Après avoir défini la langue vulgaire, par opposition au latin, le mot « roman » désigne au xviie siècle des « histoires feintes d'aventures amoureuses, écrites en prose avec art, pour le plaisir et l'instruction des lecteurs ». (Pierre Daniel Huet, Traité sur l'origine des romans, 1670). Genre narratif comme l'épopée, le roman diffère de celle-ci par l'usage de la prose et par le traitement de sujets moins nobles. Protéiforme, il peut revêtir des apparences variées : épistolaire, picaresque, naturaliste, réaliste, etc. Le roman constitue en effet le support dont les contraintes formelles, à l'inverse du théâtre ou de la poésie, sont les plus souples, ce qui fera dire à André Malraux, dans L'Homme précaire et la littérature (1977), qu'il s'agit d'un « genre [...] vague, devenu moyen d'expression de ce qu'on appela longtemps la sagesse ».

Un genre protéiforme

L'art du roman, c'est d'abord celui d'inventer des regards et des voix. Car il s'agit de faire raconter des événements à travers le regard d'un narrateur qui dirige la conduite du récit. Si la première personne a très tôt été utilisée pour renforcer la perspective subjective ou pour lui donner les traits d'une autobiographie imaginaire, très souvent, aussi, le roman utilise la troisième personne. Il témoigne alors d'un souci de réalisme, d'objectivité. Enfin, plus rarement, le narrateur utilise la deuxième personne. Tel est le pari que réalise Michel Butor dans La Modification (1957), où le « tu » peut désigner à la fois le lecteur, héros malgré lui de la fiction, ou le dédoublement de la conscience du narrateur.

Le lecteur imagine donc les événements rapportés à travers les yeux d'un narrateur, qui peut intervenir ou feindre de ne pas intervenir dans le récit. Gérard Genette, dans Figures III (1972), nomme « focalisation zéro » ou « vision par derrière » le type de narration où toutes les informations nécessaires sont données, le plus souvent dans un souci réaliste. Les romans d'Honoré de Balzac (1799-1850) font souvent intervenir ce « narrateur omniscient » qui connaît à la fois l'apparence des choses et l'intériorité des êtres. La « focalisation interne », ou « vision avec », offre une narration dont les informations se limitent au point de vue du personnage. Dans Voyage au bout de la nuit (1932) de Louis-Ferdinand Céline, le lecteur voit la guerre à travers les yeux de Bardamu ; ce procédé permet à l'auteur de restituer l'impression de confusion et de désordre ressentis par les combattants. Enfin, la « focalisation externe », ou « vision du dehors », décrit une narration qui souffre d'un déficit d'informations, où le lecteur semble en savoir moins que le personnage, comme dans La Jalousie (1957) d'Alain Robbe-Grillet.

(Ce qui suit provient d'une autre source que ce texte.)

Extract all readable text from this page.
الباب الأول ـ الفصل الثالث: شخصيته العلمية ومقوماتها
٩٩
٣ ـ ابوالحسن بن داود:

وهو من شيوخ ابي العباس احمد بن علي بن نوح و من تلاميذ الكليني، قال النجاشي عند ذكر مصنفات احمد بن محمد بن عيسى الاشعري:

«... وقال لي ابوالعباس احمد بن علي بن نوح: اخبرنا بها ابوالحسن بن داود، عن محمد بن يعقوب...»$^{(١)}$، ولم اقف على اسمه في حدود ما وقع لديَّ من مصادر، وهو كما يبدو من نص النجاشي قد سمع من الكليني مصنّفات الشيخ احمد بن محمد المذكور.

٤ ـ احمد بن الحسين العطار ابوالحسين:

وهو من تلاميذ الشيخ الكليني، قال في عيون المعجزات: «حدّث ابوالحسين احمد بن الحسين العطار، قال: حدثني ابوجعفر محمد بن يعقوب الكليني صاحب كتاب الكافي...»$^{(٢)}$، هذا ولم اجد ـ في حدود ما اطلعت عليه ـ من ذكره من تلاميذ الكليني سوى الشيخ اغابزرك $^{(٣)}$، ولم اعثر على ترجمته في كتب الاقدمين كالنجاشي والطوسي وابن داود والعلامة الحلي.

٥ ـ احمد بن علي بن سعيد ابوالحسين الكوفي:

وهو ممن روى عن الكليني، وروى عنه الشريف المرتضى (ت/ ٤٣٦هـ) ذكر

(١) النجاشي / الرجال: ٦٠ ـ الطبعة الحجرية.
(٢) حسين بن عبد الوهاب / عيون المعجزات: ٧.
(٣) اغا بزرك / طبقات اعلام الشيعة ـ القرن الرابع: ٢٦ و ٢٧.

Ces points de vue s'accompagnent d'un choix narratif entre « récit » et « discours ». Déterminé par Émile Benveniste dans Problèmes de linguistique générale (1966), le récit privilégie l'emploi de la troisième personne et celui du passé simple, temps plus « objectif » car coupé de l'instance énonciative. Le discours quant à lui utilise la première personne et le présent, ou le passé composé, temps du passé en lien avec l'instance énonciative.

Marcel Proust - crédits : Hulton Archive/ Getty Images

Marcel Proust

Hormis une voix, qui détermine avec le lecteur un rapport particulier, le roman construit une temporalité. Le temps narré n'est pas nécessairement linéaire. Retours en arrière, anticipations, ellipses sont autant de façons de briser la chronologie. La narration peut ainsi subir des décalages entre le temps de l'histoire et celui du récit, déterminant le « rythme » du roman. Mais, au-delà de ces techniques narratives, il est fréquent que le temps soit directement utilisé comme thème romanesque.[...]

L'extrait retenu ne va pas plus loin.